2. Biological Plant Protection Agents
Instead of chemical pesticides, bacteria and antagonistic fungi are increasingly used to naturally combat pathogens.
Example: Trichoderma harzianum — a fungus that protects plants against fungal infections while simultaneously stimulating their growth.
3. Biochar
Biochar, or charcoal produced under controlled conditions, improves soil structure and serves as a long-term carbon source for microorganisms.
In studies (Lehmann et al., Nature Communications, 2015), biochar increased soil bacterial diversity and improved water retention in dry ecosystems.
Practical Soil Regeneration Initiatives Around the World
The 4 per 1000 Initiative – an international program promoting the annual increase of organic carbon in soils by 0.4% to combat climate change,
Savory Institute – global regenerative grazing projects that rebuild soil microbiomes on degraded pastures,
Rewilding Europe – initiatives restoring wilderness and natural soil-forming processes in degraded European landscapes.
Scientific Curiosity
It is estimated that restoring the soil microbiome on a global scale could sequester between 2 and 5 billion tons of CO₂ annually — equivalent to the emissions of around 400 million passenger cars (Paustian et al., Science, 2016).
The Microbiome of the Future: Science Transforming Environmental Protection
As our understanding of the soil microbiome grows, so too does the way we approach environmental protection, agriculture, and the reclamation of degraded lands.
Modern science increasingly views the microbiome not as a mere backdrop but as an active agent determining the health of entire ecosystems.
Modern Tools for Microbiome Research
1. Metagenomics
Thanks to next-generation sequencing (NGS) technologies, we can analyze entire communities of microorganisms without the need to isolate and culture them in the lab.
Metagenomics allows us to:
Identify previously unknown species of microorganisms,
Study the metabolic functions of entire communities,
Monitor changes in the microbiome over time.
Example:
The Earth Microbiome Project — a global research initiative aimed at mapping microbial diversity across all types of environments, including soil.
2. Bioinformatics and Artificial Intelligence
New AI algorithms enable the analysis of massive genetic datasets to predict how changes in the microbiome will affect soil health and ecosystems.
Examples of applications:
Modeling the impact of climate change on soil functions,
Early detection of threats (e.g., the spread of soil pathogens).
3. Bioindicators of Soil Health
Instead of traditional physicochemical parameters (e.g., pH, humus content), bioindicators are increasingly used, such as:
Bacterial and fungal diversity,
The presence of key functional groups (e.g., diazotrophs — nitrogen-fixing bacteria),
The production of enzymes that break down organic matter.

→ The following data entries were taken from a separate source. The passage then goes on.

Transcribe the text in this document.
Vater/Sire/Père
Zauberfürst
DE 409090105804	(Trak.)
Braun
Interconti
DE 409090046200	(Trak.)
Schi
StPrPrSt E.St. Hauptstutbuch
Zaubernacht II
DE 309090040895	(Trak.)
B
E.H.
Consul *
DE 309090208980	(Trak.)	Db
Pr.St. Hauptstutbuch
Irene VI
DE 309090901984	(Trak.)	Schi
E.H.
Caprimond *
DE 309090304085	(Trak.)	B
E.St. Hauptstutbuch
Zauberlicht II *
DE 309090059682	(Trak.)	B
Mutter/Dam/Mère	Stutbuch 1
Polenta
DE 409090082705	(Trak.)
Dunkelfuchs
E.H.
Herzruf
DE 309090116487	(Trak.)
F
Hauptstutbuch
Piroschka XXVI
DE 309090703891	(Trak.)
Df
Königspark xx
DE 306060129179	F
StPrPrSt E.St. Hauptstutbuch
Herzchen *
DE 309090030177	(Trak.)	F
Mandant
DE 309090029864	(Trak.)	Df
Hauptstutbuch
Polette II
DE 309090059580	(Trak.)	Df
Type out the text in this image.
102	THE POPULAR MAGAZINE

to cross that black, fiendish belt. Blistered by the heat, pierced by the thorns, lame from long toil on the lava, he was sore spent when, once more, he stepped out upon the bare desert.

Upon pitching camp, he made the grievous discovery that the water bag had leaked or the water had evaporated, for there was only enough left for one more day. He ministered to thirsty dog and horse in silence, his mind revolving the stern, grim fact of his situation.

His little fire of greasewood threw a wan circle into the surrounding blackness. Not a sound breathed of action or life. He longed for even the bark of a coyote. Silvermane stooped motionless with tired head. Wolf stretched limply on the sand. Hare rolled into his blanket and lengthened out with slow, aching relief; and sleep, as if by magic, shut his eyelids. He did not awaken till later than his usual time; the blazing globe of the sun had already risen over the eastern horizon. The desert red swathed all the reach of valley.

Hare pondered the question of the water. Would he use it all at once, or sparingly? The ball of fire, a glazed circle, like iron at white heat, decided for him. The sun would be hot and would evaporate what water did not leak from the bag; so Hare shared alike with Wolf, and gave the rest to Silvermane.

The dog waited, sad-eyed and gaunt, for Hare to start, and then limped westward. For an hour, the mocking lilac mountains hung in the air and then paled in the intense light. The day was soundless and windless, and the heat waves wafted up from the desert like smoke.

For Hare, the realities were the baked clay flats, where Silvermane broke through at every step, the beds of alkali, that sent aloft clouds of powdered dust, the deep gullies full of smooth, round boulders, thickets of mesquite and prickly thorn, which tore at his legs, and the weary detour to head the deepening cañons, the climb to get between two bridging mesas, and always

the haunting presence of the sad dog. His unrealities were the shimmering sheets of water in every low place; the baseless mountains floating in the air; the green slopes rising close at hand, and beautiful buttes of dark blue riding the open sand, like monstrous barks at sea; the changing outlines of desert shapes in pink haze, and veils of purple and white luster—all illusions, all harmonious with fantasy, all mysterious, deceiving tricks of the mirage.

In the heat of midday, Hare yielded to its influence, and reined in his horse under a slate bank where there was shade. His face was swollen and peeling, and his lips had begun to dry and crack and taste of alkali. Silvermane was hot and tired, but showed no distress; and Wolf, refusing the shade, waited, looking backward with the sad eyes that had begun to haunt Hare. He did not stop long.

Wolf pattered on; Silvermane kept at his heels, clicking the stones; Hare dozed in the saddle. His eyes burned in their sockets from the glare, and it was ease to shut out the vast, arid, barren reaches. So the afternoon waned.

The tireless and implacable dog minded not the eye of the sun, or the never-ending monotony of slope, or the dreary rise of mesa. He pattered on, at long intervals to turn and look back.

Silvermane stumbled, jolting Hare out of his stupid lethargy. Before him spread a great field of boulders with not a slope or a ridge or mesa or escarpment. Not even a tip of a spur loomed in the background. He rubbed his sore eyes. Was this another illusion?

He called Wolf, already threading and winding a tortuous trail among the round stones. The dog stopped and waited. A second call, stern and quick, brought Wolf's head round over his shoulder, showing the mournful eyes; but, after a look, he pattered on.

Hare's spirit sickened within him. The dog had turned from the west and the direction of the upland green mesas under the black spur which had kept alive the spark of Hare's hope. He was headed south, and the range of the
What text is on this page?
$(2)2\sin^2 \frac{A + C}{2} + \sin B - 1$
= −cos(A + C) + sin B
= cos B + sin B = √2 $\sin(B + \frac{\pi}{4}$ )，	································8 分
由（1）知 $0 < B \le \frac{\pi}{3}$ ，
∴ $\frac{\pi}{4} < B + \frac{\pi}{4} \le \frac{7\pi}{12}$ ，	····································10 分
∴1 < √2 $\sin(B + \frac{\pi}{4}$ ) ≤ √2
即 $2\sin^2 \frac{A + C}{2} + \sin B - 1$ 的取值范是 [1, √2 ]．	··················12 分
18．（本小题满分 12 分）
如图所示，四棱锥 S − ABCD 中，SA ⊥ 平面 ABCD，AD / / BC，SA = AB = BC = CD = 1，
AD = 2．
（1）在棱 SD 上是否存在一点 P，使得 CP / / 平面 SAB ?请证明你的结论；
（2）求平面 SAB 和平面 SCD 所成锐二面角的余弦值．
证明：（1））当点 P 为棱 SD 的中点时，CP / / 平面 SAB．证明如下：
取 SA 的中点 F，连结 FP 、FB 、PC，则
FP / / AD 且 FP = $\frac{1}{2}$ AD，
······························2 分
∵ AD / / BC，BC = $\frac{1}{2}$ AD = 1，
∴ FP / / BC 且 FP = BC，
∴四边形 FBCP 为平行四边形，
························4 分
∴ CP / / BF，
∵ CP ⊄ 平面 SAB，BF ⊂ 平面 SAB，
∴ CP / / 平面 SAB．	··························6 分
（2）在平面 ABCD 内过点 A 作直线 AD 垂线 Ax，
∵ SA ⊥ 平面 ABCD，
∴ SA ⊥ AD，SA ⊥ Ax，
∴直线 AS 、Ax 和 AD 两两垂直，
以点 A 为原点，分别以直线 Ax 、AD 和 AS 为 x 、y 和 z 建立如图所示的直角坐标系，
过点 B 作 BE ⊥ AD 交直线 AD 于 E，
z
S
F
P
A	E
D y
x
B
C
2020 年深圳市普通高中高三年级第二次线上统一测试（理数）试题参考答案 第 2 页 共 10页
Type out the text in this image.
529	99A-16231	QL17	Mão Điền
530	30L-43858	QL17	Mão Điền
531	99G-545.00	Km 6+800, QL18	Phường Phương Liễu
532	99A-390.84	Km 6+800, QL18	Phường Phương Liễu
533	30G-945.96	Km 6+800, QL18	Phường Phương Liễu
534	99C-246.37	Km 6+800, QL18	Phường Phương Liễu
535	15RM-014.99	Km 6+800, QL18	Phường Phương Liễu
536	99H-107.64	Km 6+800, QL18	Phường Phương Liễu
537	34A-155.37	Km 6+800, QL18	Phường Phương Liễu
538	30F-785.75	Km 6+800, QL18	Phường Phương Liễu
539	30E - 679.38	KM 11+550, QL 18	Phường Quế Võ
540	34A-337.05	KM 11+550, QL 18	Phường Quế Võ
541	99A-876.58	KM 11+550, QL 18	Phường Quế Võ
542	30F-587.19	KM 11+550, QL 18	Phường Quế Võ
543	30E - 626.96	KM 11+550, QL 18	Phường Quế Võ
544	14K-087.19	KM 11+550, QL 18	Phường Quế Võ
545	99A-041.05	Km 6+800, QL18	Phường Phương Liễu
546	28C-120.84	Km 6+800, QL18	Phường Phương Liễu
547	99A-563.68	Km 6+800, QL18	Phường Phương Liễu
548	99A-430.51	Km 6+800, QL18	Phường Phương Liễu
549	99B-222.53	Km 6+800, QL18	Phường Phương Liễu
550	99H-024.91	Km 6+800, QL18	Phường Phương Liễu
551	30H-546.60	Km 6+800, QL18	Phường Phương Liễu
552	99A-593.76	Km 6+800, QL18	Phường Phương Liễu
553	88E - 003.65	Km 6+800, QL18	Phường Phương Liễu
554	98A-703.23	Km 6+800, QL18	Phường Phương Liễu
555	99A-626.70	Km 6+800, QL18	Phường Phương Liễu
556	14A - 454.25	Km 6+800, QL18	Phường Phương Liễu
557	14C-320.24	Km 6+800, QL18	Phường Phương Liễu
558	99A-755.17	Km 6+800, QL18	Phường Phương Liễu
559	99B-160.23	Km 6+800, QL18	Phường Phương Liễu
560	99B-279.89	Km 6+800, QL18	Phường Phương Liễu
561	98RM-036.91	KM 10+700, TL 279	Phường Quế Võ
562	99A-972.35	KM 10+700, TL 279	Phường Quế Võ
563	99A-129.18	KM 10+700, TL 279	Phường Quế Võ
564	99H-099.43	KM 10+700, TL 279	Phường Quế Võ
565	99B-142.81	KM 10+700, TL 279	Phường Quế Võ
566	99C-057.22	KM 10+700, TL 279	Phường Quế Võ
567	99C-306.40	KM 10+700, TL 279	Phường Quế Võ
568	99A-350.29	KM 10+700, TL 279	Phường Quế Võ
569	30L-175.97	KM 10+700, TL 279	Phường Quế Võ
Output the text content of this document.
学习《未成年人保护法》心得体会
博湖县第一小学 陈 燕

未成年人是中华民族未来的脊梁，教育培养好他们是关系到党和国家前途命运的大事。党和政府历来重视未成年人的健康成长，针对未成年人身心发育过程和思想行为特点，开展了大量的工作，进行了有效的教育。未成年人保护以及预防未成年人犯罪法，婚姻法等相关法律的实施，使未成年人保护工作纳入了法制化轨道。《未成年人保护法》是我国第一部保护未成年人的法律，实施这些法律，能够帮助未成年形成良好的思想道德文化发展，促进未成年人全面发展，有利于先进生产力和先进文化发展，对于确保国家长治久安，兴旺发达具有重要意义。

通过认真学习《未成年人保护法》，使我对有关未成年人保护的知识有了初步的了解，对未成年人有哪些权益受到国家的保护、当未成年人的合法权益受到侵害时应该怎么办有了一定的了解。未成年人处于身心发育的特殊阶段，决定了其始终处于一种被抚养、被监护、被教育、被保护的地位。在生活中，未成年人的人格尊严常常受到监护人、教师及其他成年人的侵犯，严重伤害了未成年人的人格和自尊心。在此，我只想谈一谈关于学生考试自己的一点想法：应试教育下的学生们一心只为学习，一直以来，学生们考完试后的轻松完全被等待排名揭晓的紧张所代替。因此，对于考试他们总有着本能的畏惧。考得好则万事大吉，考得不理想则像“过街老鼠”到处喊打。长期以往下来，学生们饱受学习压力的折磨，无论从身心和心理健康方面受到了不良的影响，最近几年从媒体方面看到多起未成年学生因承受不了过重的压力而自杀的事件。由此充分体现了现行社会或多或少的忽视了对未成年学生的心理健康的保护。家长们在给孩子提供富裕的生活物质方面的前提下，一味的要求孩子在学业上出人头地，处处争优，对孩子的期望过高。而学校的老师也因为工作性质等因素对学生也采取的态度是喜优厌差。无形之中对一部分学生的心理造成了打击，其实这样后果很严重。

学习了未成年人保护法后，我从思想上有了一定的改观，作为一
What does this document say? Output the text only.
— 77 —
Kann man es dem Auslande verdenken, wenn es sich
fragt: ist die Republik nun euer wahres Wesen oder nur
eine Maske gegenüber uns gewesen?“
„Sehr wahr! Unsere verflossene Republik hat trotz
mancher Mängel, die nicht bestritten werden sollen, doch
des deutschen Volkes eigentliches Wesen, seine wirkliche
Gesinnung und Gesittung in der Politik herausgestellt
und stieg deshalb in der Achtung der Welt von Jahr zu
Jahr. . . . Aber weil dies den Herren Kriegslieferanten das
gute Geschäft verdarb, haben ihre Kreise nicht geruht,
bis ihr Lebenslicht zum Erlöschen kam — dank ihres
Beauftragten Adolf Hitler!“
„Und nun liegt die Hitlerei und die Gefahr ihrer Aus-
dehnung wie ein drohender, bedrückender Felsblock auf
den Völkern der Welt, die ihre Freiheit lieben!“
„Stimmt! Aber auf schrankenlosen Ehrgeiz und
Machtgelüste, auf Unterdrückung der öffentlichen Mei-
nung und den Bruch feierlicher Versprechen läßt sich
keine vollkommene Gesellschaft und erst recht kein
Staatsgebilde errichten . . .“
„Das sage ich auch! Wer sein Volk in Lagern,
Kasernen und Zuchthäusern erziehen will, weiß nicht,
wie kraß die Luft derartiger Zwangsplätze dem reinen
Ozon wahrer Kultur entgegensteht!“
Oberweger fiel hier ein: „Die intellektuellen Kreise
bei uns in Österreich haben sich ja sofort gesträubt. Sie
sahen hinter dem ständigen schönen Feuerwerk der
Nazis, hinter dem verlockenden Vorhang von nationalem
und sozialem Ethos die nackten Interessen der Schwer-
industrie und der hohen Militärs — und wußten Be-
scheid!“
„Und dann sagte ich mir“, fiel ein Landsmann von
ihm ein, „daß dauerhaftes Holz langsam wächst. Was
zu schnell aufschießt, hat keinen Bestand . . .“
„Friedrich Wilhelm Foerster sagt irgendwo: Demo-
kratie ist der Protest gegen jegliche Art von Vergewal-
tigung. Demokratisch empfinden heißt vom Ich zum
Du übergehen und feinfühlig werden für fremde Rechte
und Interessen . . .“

The Microbiome in Environmental Protection and Climate Change Adaptation
In the context of the climate crisis, the soil microbiome is increasingly seen as a crucial component of adaptation and mitigation strategies:
Organic carbon sequestration in soils through microbial activity can significantly reduce atmospheric CO₂ levels,
Healthy soils with rich microbiomes increase water retention, helping ecosystems survive droughts,
Diverse microbiomes support biodiversity, enhancing the resilience of entire landscapes to change.
Understanding and protecting the soil microbiome is one of the greatest opportunities of modern ecology.
It is the life hidden beneath our feet — invisible yet powerful — that will determine whether forests can survive climate change, whether fields will continue to bear crops, and whether cities will maintain green oases.
A healthy microbiome means healthy forests.
Healthy forests mean a healthy planet.
That is why today, more than ever before, we must remember:
The true ecological revolution begins beneath our feet.